Le mouvement des Gilets jaunes naît sur les réseaux sociaux autour du refus de la hausse des taxes sur les carburants, mais cristallise un malaise social bien plus profond : sentiment de déclassement des classes moyennes et populaires périurbaines et rurales, accumulation de réformes perçues comme « pro-riches » (ISF, flat tax), mépris ressenti d'un pouvoir parisien déconnecté. Les ronds-points deviennent des lieux de sociabilité et de revendication pendant des mois.
Reforme
Mesures urgence Gilets jaunes
décembre 2018
Hausse immédiate du pouvoir d'achat des travailleurs modestes : 5 millions de foyers bénéficient de la prime d'activité revalorisée
Aggravation du déficit public : les mesures d'urgence combinées à l'effet ponctuel de la transformation du CICE en baisse de charges portent le déficit 2019 à 3,1 % du PIB, au-dessus du seuil de Maastricht
Abandon de la trajectoire carbone, fragilisant la crédibilité climatique de la France à l'international
Lancement du Grand débat national (janvier-mars 2019) comme réponse politique à la crise, modifiant la gouvernance du quinquennat
Les mesures d'urgence ont permis de répondre rapidement et massivement à la détresse sociale exprimée par les Gilets jaunes, avec un ciblage efficace sur les travailleurs modestes via la prime d'activité, instrument incitatif qui récompense le travail plutôt que l'assistanat. Le gain de 100 euros au niveau du SMIC et la défiscalisation des heures supplémentaires répondaient directement aux revendications de pouvoir d'achat. Le nombre de bénéficiaires de la prime d'activité est passé de 3,8 à 5 millions de foyers, touchant effectivement ceux qui travaillent sans parvenir à vivre décemment. La France a ainsi évité une spirale insurrectionnelle qui menaçait les institutions.

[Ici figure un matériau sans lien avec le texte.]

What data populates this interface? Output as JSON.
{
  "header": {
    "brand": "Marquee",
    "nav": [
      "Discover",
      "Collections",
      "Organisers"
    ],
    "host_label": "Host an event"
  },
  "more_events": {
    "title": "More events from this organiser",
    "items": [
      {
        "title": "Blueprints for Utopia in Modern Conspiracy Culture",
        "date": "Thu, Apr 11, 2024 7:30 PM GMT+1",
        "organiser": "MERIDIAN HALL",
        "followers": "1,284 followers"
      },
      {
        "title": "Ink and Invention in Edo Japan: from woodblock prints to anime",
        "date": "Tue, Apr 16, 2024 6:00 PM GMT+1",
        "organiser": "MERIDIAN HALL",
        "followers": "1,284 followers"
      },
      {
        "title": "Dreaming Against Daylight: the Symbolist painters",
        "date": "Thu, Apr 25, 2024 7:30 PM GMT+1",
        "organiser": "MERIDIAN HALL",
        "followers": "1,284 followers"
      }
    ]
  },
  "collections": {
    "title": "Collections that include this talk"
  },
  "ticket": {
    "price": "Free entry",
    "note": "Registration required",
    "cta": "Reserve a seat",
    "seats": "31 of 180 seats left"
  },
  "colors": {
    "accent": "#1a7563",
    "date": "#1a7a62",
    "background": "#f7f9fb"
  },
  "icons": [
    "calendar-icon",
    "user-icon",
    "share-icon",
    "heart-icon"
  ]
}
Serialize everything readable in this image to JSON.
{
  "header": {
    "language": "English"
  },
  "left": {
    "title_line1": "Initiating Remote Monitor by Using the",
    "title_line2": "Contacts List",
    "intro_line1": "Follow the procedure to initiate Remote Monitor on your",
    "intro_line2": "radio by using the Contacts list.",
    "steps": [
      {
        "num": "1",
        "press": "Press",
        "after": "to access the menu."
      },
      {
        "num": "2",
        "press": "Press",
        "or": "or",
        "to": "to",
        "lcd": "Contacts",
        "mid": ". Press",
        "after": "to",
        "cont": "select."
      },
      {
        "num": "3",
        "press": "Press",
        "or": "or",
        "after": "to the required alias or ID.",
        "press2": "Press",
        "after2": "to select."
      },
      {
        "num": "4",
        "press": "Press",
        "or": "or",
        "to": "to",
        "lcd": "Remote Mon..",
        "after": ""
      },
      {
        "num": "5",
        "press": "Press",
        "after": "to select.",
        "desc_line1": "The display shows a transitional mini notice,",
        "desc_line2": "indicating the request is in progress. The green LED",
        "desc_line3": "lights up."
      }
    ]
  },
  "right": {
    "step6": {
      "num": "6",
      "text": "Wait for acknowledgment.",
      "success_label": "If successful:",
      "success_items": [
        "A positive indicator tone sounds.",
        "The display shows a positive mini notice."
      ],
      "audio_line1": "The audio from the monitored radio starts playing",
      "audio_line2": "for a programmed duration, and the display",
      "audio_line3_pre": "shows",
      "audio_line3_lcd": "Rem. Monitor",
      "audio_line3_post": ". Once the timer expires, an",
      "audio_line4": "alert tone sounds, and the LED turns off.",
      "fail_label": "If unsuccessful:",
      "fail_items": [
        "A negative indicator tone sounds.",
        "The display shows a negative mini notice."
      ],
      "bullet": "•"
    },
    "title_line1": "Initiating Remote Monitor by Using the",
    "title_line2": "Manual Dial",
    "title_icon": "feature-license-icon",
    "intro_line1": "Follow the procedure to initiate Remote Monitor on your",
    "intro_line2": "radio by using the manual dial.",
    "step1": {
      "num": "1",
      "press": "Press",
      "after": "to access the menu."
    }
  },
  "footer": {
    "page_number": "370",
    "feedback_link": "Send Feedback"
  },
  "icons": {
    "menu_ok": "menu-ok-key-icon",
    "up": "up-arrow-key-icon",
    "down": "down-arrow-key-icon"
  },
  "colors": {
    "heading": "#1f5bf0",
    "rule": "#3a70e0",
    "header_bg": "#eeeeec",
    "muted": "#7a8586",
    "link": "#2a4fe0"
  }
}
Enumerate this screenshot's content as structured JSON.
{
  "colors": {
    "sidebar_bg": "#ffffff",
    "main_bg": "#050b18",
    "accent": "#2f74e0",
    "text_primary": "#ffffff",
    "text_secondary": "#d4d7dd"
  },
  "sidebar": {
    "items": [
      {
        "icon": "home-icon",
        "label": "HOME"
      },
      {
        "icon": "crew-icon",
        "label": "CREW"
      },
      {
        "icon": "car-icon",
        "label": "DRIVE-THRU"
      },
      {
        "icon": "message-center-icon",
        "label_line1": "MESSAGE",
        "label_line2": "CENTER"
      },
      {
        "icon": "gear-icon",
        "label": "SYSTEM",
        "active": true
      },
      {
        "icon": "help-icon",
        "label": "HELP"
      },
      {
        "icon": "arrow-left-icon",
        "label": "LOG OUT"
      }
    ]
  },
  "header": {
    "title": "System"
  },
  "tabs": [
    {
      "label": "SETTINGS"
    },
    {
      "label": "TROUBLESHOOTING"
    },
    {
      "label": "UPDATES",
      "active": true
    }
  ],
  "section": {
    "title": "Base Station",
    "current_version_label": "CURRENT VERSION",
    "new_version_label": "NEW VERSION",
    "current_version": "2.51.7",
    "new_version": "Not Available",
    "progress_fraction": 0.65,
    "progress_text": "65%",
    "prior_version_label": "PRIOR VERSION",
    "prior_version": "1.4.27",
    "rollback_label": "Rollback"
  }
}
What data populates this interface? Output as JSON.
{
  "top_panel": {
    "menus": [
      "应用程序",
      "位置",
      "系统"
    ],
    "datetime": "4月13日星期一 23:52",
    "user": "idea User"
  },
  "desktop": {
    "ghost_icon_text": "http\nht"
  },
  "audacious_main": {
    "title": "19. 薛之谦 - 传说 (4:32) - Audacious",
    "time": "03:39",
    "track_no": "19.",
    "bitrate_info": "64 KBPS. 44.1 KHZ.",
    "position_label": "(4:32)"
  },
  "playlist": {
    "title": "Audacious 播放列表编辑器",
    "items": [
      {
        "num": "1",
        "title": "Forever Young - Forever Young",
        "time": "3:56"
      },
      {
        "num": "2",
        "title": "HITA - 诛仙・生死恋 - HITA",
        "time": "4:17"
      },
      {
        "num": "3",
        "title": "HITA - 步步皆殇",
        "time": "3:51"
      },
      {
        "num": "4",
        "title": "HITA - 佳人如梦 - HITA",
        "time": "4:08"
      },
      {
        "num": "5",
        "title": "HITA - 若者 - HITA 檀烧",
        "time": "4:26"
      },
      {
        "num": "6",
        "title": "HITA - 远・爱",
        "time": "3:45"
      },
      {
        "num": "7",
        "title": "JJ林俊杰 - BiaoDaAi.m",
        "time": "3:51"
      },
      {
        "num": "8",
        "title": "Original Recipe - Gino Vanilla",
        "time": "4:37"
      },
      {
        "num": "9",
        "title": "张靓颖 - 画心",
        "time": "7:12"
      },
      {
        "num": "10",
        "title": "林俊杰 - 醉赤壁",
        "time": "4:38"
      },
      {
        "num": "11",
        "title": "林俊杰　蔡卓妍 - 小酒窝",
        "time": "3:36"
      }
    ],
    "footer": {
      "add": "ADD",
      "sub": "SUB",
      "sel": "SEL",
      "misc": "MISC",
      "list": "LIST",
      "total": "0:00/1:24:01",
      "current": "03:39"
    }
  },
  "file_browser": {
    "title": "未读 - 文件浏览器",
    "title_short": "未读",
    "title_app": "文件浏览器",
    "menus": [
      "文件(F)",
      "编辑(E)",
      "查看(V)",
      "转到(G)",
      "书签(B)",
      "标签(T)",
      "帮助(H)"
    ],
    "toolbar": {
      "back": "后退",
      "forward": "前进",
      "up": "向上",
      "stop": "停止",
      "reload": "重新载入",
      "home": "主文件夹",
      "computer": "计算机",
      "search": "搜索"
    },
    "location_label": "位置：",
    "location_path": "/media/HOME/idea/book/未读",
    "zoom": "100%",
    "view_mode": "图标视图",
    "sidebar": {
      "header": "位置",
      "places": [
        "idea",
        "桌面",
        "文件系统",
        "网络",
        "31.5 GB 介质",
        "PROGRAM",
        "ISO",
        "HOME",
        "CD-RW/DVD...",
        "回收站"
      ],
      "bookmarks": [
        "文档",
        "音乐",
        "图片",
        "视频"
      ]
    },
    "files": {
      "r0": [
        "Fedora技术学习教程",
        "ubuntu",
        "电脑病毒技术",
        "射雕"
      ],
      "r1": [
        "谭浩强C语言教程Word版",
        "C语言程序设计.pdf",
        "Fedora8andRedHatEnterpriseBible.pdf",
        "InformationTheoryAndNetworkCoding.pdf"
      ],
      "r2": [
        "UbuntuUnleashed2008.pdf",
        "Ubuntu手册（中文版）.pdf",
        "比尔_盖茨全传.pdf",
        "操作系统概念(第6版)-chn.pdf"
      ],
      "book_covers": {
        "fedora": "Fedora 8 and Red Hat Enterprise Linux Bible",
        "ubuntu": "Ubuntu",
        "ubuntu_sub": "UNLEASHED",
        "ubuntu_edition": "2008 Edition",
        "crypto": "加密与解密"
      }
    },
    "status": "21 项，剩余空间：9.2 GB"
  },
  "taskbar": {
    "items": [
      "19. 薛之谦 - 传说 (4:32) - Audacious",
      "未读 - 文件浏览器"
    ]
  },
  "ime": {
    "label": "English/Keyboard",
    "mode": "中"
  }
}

Les mesures d'urgence ne traitent que les symptômes sans répondre aux causes profondes du malaise social : inégalités territoriales croissantes, désindustrialisation des bassins d'emploi, services publics en recul dans les territoires ruraux et périurbains (hôpitaux, gares, trésoreries), et fracture fiscale alimentée par la suppression de l'ISF et la flat tax. L'abandon de la trajectoire carbone est un recul dramatique pour la transition écologique. Le Grand débat national qui a suivi n'a pas débouché sur les réformes institutionnelles attendues (RIC, proportionnelle), confirmant le sentiment d'un pouvoir qui écoute mais n'entend pas. Les 10 milliards distribués sont un traitement palliatif qui aggrave le déficit sans résoudre la crise de représentation démocratique.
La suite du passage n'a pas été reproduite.